いつかは唯一の認識者、唯一の起源、そして考えられるあらゆる仕方で固く結ばれた宇宙によって固められた全的統一でさえが、あらゆる仮説のうちいちばん尤もな仮説となる日が来るかもしれないことをプラグマティズムは承認するのである。それまでの間は、世界はなお不完全にしか統一されておらずかつおそらくつねにそうであろうという反対の仮説が真剣に扱われねばならない。(p121)

 プラグマティズムの真理観−いわゆる可謬主義について説明する部分はここ。

「真なるもの」とは、ごく簡単にいえば、われわれの考え方の促進剤に過ぎないので、それは「正義」がわれわれの行い方の促進剤に過ぎないのと同様である。・・・われわれは今日えられる真理によって生きねばならず、今日の真理も明日はこれを虚偽と呼ぶ心構えをしていなければならぬ。・・・(プレトミー、アリストテレス、スコラ哲学などを)今日われわれはそれらのものを単に相対的に真であるとしか呼ばない。あるいはその経験の範囲内で真であるというにすぎない。(p163)

 さらにプラグマティズムと合理論の違いについて。

その本質的な差異は、合理論にとって実在は永遠の昔から出来上がっていて完全なものであるのに、プラグマティズムにとっては実在はなお形成中のもので、その相貌の仕上げを未来に期待している、というにある。(p189)

 この違いについて説明する際、ジェイムズは印象的な比喩を用いる。

 合理論的な心の人は、・・・「であらねばならぬ」という句がいつもその唇にのぼる。
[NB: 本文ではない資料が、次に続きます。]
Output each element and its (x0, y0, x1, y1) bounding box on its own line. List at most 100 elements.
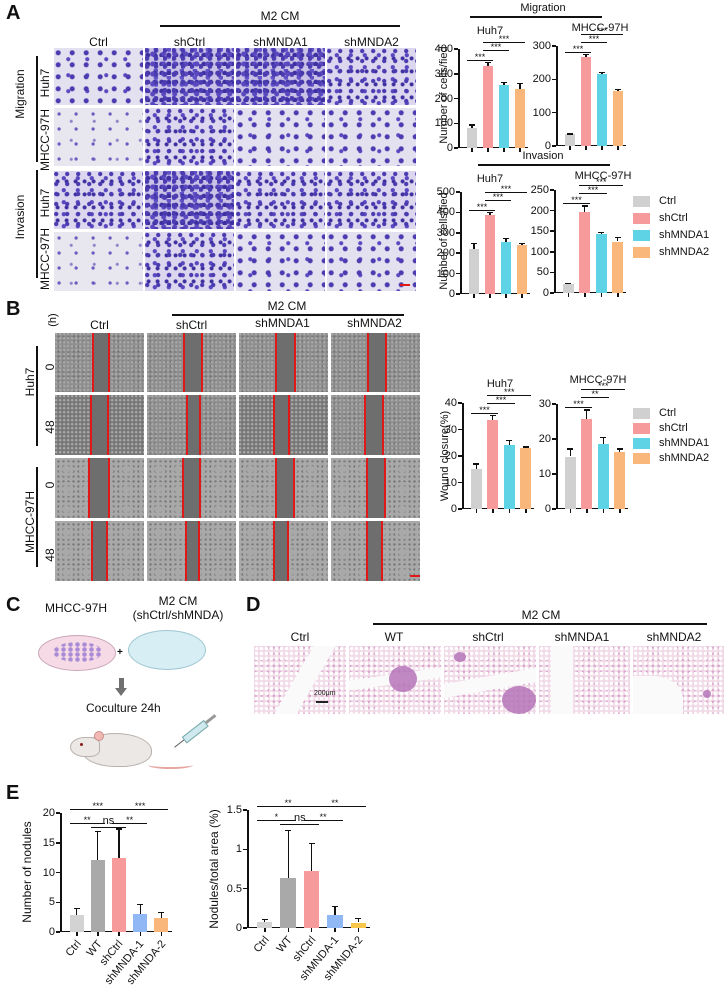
panel-label-a: A (6, 2, 21, 24)
panel-d-group-line (373, 623, 707, 625)
y-tick (552, 45, 556, 47)
transwell-image-invasion-mhcc-shctrl (145, 232, 234, 291)
y-tick-label: 300 (434, 67, 453, 80)
panel-label-e: E (6, 782, 20, 804)
x-tick (473, 294, 475, 298)
significance-label: *** (503, 386, 515, 397)
x-tick (160, 932, 163, 936)
y-tick (458, 481, 462, 484)
bar-ctrl (564, 456, 576, 509)
panel-b-mhcc-bracket (36, 467, 38, 567)
wound-image-huh7-48h-ctrl (55, 395, 144, 455)
chart-a-inv-mhcc-title: MHCC-97H (574, 170, 632, 182)
y-tick-label: 0 (450, 503, 457, 515)
transwell-image-invasion-huh7-shmnda2 (327, 171, 416, 229)
y-tick (454, 122, 458, 124)
error-bar (160, 911, 163, 918)
legend-swatch-shmnda1 (633, 229, 650, 241)
error-bar (334, 905, 336, 916)
error-cap (600, 436, 607, 439)
error-cap (583, 54, 589, 56)
significance-label: *** (474, 51, 486, 62)
invasion-group-line (478, 164, 610, 166)
yaxis-label-nodule-area: Nodules/total area (%) (207, 809, 221, 929)
y-tick-label: 20 (444, 450, 457, 462)
chart-number-of-nodules: 0 5 10 15 20 Ctrl WT shCtrl shMNDA-1 shMNDA-2 ** ns… (43, 801, 172, 987)
y-tick (454, 48, 458, 50)
transwell-image-migration-huh7-ctrl (54, 48, 143, 105)
bar-ctrl (562, 283, 574, 293)
chart-wound-huh7: 0 10 20 30 40 *** *** *** (445, 387, 534, 515)
y-tick (454, 147, 458, 149)
significance-label: *** (492, 192, 504, 202)
significance-bracket (280, 824, 320, 826)
y-tick (552, 145, 556, 147)
bar-ctrl (466, 128, 478, 148)
bar-shctrl (487, 420, 499, 509)
bar-shctrl (579, 211, 591, 293)
y-tick (56, 931, 60, 933)
significance-bracket (466, 59, 494, 62)
y-tick-label: 50 (536, 266, 549, 279)
bar-shctrl (112, 857, 126, 932)
error-cap (598, 231, 605, 233)
y-tick-label: 100 (532, 106, 551, 119)
bar-shmnda-2 (350, 922, 366, 928)
error-bar (473, 243, 475, 249)
significance-label: *** (479, 404, 490, 415)
schematic-dish2-line2: (shCtrl/shMNDA) (132, 608, 224, 622)
y-tick-label: 1.5 (226, 804, 242, 816)
significance-label: *** (596, 26, 608, 36)
panel-b-col-shctrl: shCtrl (175, 318, 208, 332)
significance-bracket (487, 402, 515, 405)
lung-image-shmnda2 (633, 646, 724, 714)
panel-d-group-header: M2 CM (521, 608, 561, 622)
significance-bracket (484, 199, 512, 202)
x-tick (505, 294, 507, 298)
chart-migration-mhcc97h: 0 100 200 300 *** *** *** (533, 26, 626, 152)
transwell-image-invasion-mhcc-ctrl (54, 232, 143, 291)
significance-label: *** (587, 185, 599, 196)
panel-b-group-header: M2 CM (267, 299, 307, 313)
y-tick-label: 500 (436, 186, 455, 198)
y-tick-label: 0 (235, 922, 242, 934)
legend-b-label-shmnda1: shMNDA1 (659, 437, 710, 449)
y-tick-label: 200 (532, 73, 551, 86)
y-tick-label: 150 (530, 225, 549, 238)
wound-image-mhcc-0h-shmnda2 (331, 458, 420, 518)
significance-label: *** (476, 201, 488, 212)
significance-label: *** (495, 394, 507, 405)
bar-ctrl (468, 248, 480, 294)
y-tick (552, 403, 556, 405)
legend-b-swatch-shmnda1 (633, 437, 650, 449)
x-tick (584, 293, 586, 297)
error-bar (519, 83, 521, 89)
legend-b-swatch-shmnda2 (633, 452, 650, 464)
arrow-down-icon (119, 678, 124, 690)
bar-shmnda1 (596, 74, 608, 146)
y-tick (550, 189, 554, 191)
bar-shmnda1 (595, 233, 607, 293)
x-tick (471, 148, 473, 152)
x-tick (521, 294, 523, 298)
y-tick-label: 10 (444, 476, 457, 489)
significance-label: ns (293, 812, 306, 824)
migration-group-line (470, 16, 602, 18)
y-tick-label: 0 (448, 288, 455, 300)
transwell-image-migration-mhcc-ctrl (54, 108, 143, 166)
x-tick (76, 932, 78, 936)
significance-label: *** (595, 177, 607, 188)
y-axis (60, 813, 62, 932)
error-bar (310, 843, 313, 872)
y-tick-label: 30 (444, 423, 457, 436)
wound-image-huh7-0h-shctrl (147, 333, 236, 392)
panel-a-row-migration-mhcc: MHCC-97H (38, 109, 52, 172)
y-tick-label: 0 (446, 142, 453, 154)
error-bar (489, 211, 491, 215)
panel-d-col-shmnda1: shMNDA1 (554, 630, 610, 644)
y-tick-label: 0.5 (226, 882, 242, 895)
significance-label: ** (331, 798, 339, 808)
y-tick (550, 230, 554, 232)
y-tick-label: 300 (436, 226, 455, 239)
error-cap (469, 124, 475, 126)
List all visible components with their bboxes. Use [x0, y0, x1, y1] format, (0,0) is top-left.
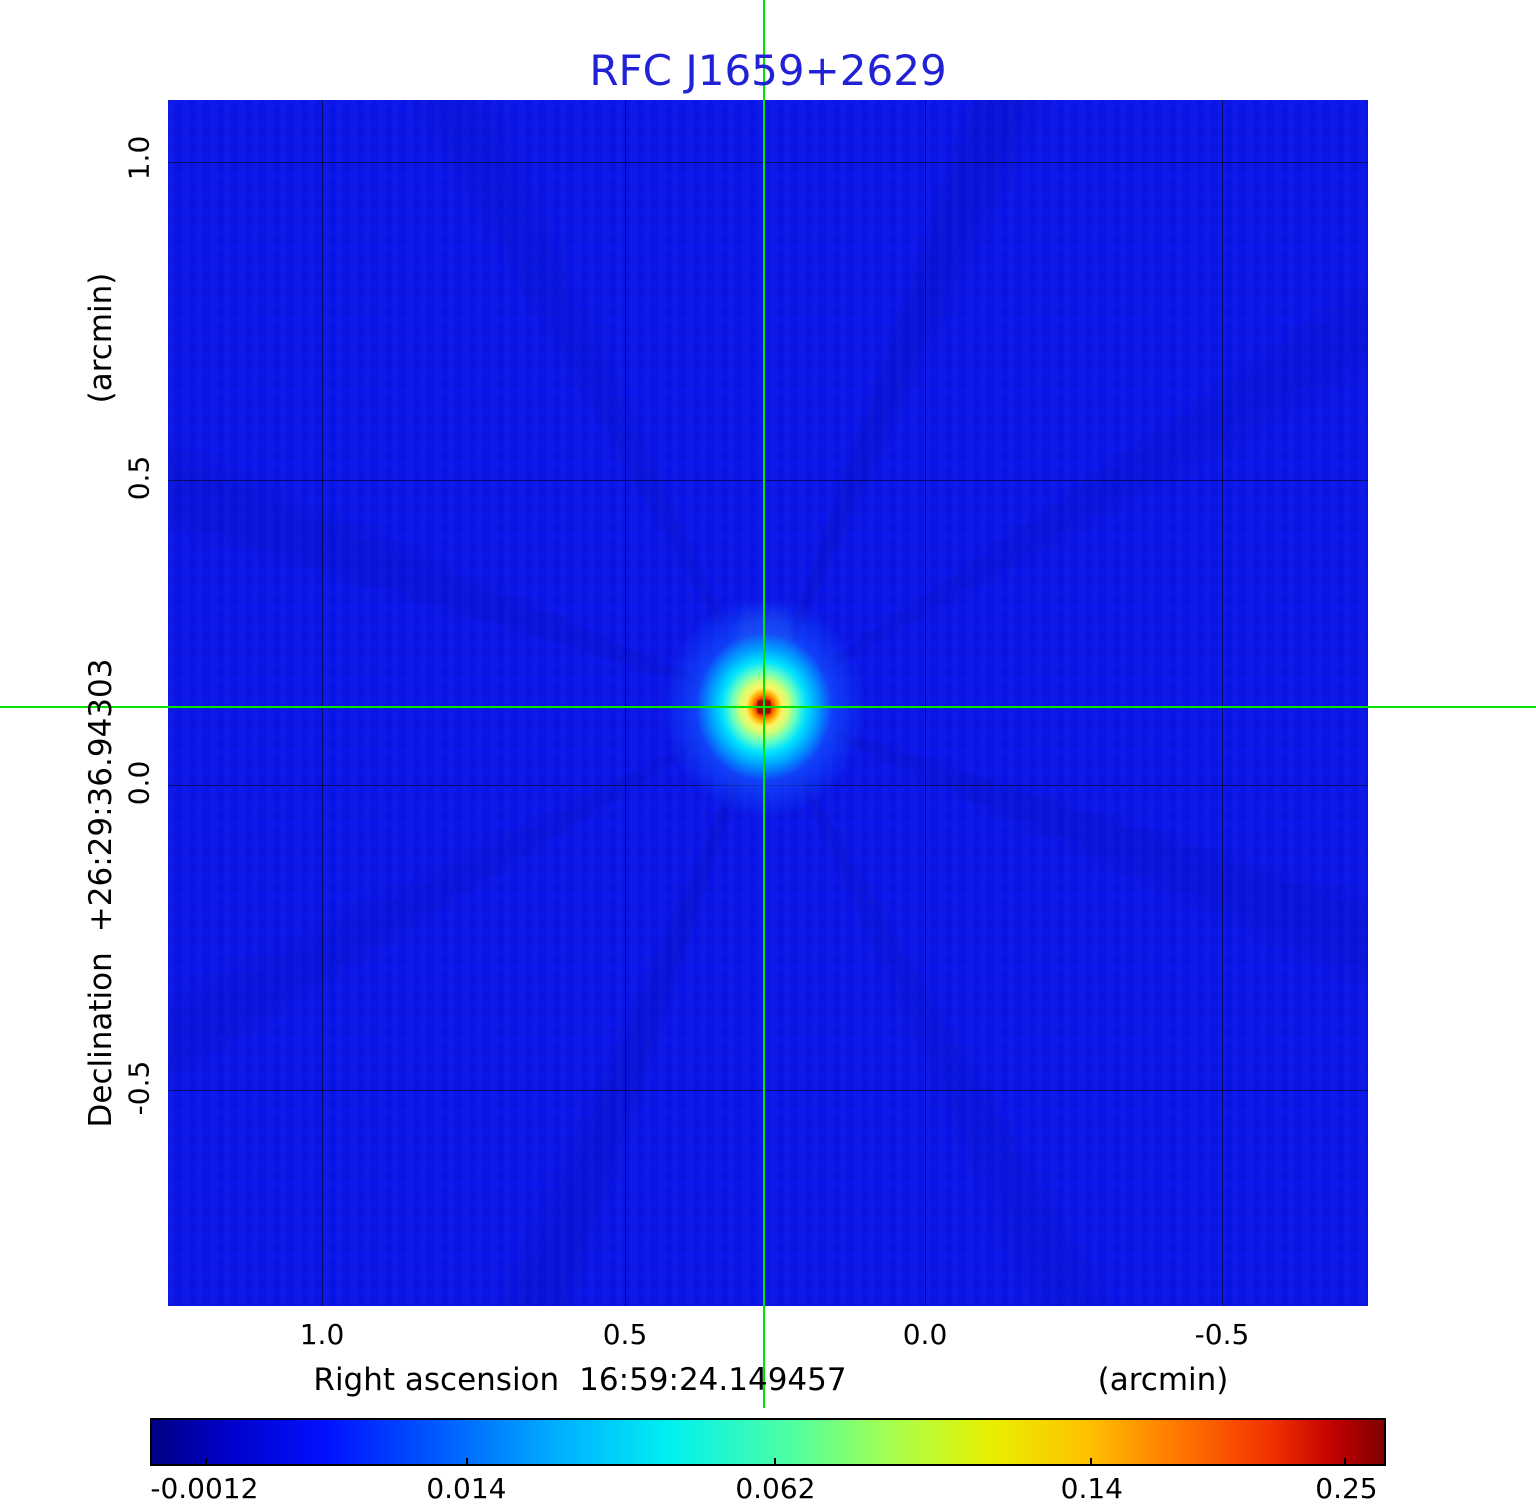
colorbar-tick	[205, 1458, 208, 1466]
colorbar-tick-label: 0.25	[1315, 1472, 1378, 1505]
gridline-vertical	[925, 100, 926, 1306]
colorbar-tick	[466, 1458, 469, 1466]
colorbar-labels: -0.0012 0.014 0.062 0.14 0.25	[150, 1472, 1386, 1506]
crosshair-horizontal-line	[0, 706, 1536, 708]
colorbar-tick-label: 0.14	[1060, 1472, 1123, 1505]
colorbar-tick	[774, 1458, 777, 1466]
gridline-vertical	[322, 100, 323, 1306]
x-tick-label: 0.0	[902, 1318, 948, 1351]
y-tick-label: 0.0	[122, 760, 156, 806]
y-axis-unit: (arcmin)	[83, 272, 119, 404]
colorbar-tick-label: 0.062	[735, 1472, 816, 1505]
heatmap-panel	[168, 100, 1368, 1306]
y-axis-value: +26:29:36.94303	[83, 658, 119, 933]
gridline-vertical	[1222, 100, 1223, 1306]
gridline-horizontal	[168, 1090, 1368, 1091]
colorbar	[150, 1418, 1386, 1466]
y-axis-title: Declination +26:29:36.94303	[83, 659, 119, 1128]
x-axis-value: 16:59:24.149457	[579, 1362, 847, 1398]
crosshair-vertical-line	[763, 0, 765, 1408]
x-axis-title: Right ascension 16:59:24.149457	[313, 1362, 846, 1398]
x-tick-label: 0.5	[602, 1318, 648, 1351]
colorbar-tick	[1089, 1458, 1092, 1466]
y-tick-label: 1.0	[122, 135, 156, 181]
figure-title: RFC J1659+2629	[589, 46, 947, 95]
y-axis-name: Declination	[83, 952, 119, 1128]
gridline-vertical	[625, 100, 626, 1306]
x-tick-label: 1.0	[299, 1318, 345, 1351]
x-tick-label: -0.5	[1194, 1318, 1250, 1351]
y-tick-label: -0.5	[122, 1060, 156, 1116]
gridline-horizontal	[168, 162, 1368, 163]
x-axis-name: Right ascension	[313, 1362, 560, 1398]
y-tick-label: 0.5	[122, 455, 156, 501]
colorbar-tick-label: -0.0012	[150, 1472, 259, 1505]
gridline-horizontal	[168, 480, 1368, 481]
colorbar-tick	[1343, 1458, 1346, 1466]
x-axis-unit: (arcmin)	[1097, 1362, 1229, 1398]
colorbar-tick-label: 0.014	[426, 1472, 507, 1505]
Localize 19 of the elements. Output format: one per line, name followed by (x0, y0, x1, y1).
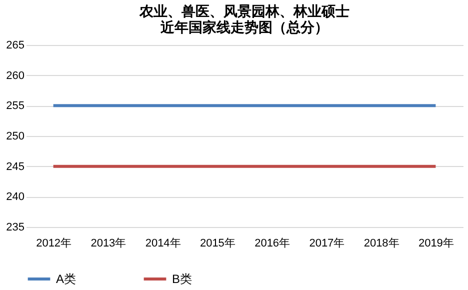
y-tick-label: 245 (6, 160, 24, 173)
y-tick-label: 250 (6, 130, 24, 142)
y-tick-label: 235 (6, 222, 24, 234)
legend-label: B类 (172, 272, 192, 286)
x-tick-label: 2012年 (36, 238, 72, 250)
y-tick-label: 260 (6, 70, 24, 82)
y-tick-label: 240 (6, 191, 24, 204)
x-tick-label: 2018年 (364, 238, 400, 250)
text: 近年国家线走势图（总分） (160, 19, 328, 35)
x-tick-label: 2016年 (254, 238, 290, 250)
text: 农业、兽医、风景园林、林业硕士 (140, 3, 350, 19)
y-tick-label: 255 (6, 100, 24, 112)
x-tick-label: 2014年 (145, 238, 181, 250)
x-tick-label: 2015年 (200, 238, 236, 250)
y-tick-label: 265 (6, 40, 24, 52)
x-tick-label: 2013年 (90, 238, 126, 250)
legend-label: A类 (56, 272, 76, 286)
x-tick-label: 2019年 (418, 238, 454, 250)
x-tick-label: 2017年 (309, 238, 345, 250)
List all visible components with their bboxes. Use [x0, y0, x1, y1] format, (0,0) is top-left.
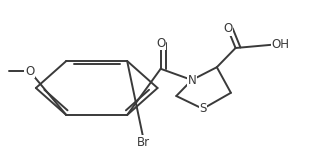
Text: Br: Br — [137, 136, 150, 149]
Text: OH: OH — [271, 38, 290, 51]
Text: N: N — [188, 73, 196, 87]
Text: S: S — [199, 102, 207, 115]
Text: O: O — [25, 65, 34, 78]
Text: O: O — [156, 37, 165, 50]
Text: O: O — [223, 22, 232, 35]
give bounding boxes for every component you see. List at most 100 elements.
・・・ところがこれに反して徹底的なプラグマティストというものは、至極のんきな無政府主義的な部類の人間である。もし彼がディオゲネスのように桶のなかに住まねばならないとしても、彼はたががゆるかろうが、桶板から日光が差し込もうが、さらに意を介しないことであろう。(p191)

 うーむ。ジェイムズ、なかなかいいんじゃないでしょうか。